The country’s total swine inventory is estimated at 12.78 million, as of July 1, 2018.  The Philippines ranks eighth in the world in terms of pork volume production and number of breeding sows.

Pork, the culinary name for meat from the domestic pig, is one of the most commonly consumed meats worldwide.  It is eaten both freshly cooked and preserved. Curing extends the shelf life of the pork products. Hams, smoked pork, gammon, bacon and sausage are examples of preserved pork.

In the Philippines, like in other Asian countries, the pork is preferred over beef for economic and aesthetic reasons; the pig is easy to feed and is not used for labor. The colors of the meat and the fat of pork are regarded as more appetizing, while the taste and smell are described as sweeter and cleaner. It is also considered easier to digest. In rural provinces, “lechon” (roasted pig) is a popular tradition shared to celebrate important occasion and to form bonding.

Despite being almost exclusively without government subsidy, the swine industry is the second leading contributor to Philippine agriculture – after rice.  A position paper said: “The strong growth in demand for pork has the potential to increase income opportunities and alleviate poverty among rural and agricultural households in the Philippines, where rural poverty remains high.”

About 71% of the swine population are raised in backyard farms while 29% are in commercial farms.  In almost every rural household in the Philippines, swine raising is a very popular enterprise, according to Roy C. Alimoane, the director of the Davao-based Mindanao Baptist Rural Life Center (MBRLC) Foundation, Inc.

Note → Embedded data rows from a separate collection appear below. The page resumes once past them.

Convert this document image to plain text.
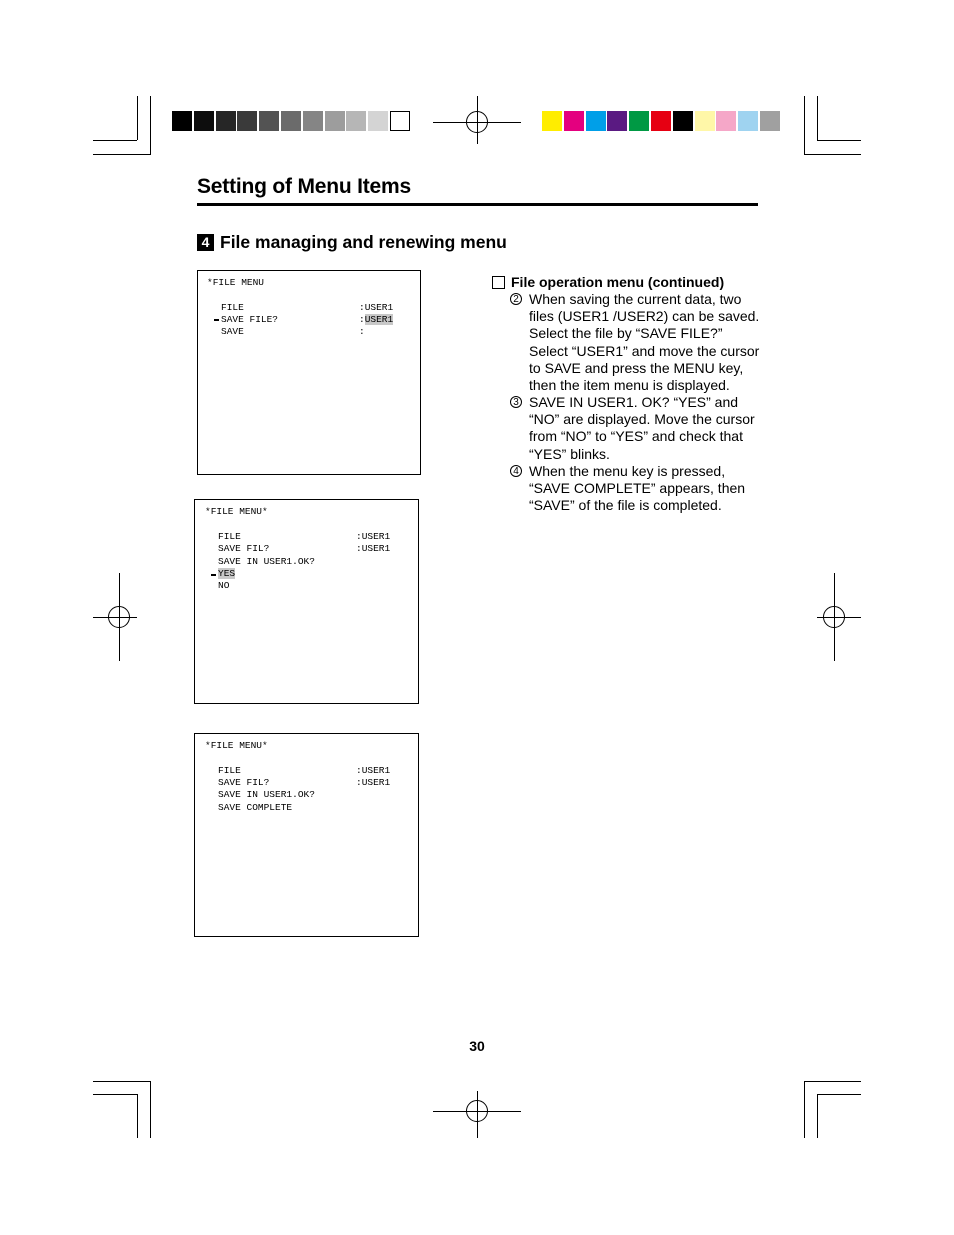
Setting of Menu Items
4 File managing and renewing menu
*FILE MENU
FILE	:USER1
SAVE FILE?	:USER1
SAVE	:
*FILE MENU*
FILE	:USER1
SAVE FIL?	:USER1
SAVE IN USER1.OK?
YES
NO
*FILE MENU*
FILE	:USER1
SAVE FIL?	:USER1
SAVE IN USER1.OK?
SAVE COMPLETE
File operation menu (continued)
2 When saving the current data, two files (USER1 /USER2) can be saved. Select the file by “SAVE FILE?” Select “USER1” and move the cursor to SAVE and press the MENU key, then the item menu is displayed.
3 SAVE IN USER1. OK? “YES” and “NO” are displayed. Move the cursor from “NO” to “YES” and check that “YES” blinks.
4 When the menu key is pressed, “SAVE COMPLETE” appears, then “SAVE” of the file is completed.
30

After all, no other backyard animal has the same versatility as the swine.  In the past, a farm family almost always invested their wealth in a pig.   After all, out from pigs you can get pork, bacon, and sausage.  They also acted as refuse bin, eating all the scraps and family’s leftovers.  When asked if the head of the family has any money, the usual reply is: “I don’t have.  All my money is in the pig.”

When people stopped raising pigs, they made a replica where they could “put their money in.”  In the time, the practice of saving money in a pig came into existence and was called as “piggy bank.”

Pigs are not only for eating and a possible solution to financial woes.  In fact, they are also very important in medicine.  Their heart valves, especially treated and preserved, can be surgically implanted into humans to replace heart valves weakened by disease and injury.   Pig pancreas glands are an important source of insulin hormone used in the treatment of diabetes.

Most Filipinos raised native pigs which to some is not a profitable venture.  But in recent years, there are already Filipinos who are raising upgraded native pigs.  The Cavite-based International Institute of Rural Reconstruction reported that most of the upgraded pigs raised in the backyards “are fed mostly with rice bran and kitchen wastes.”

This kind of raising is now “a great part of the existing swine industry in the Philippines.”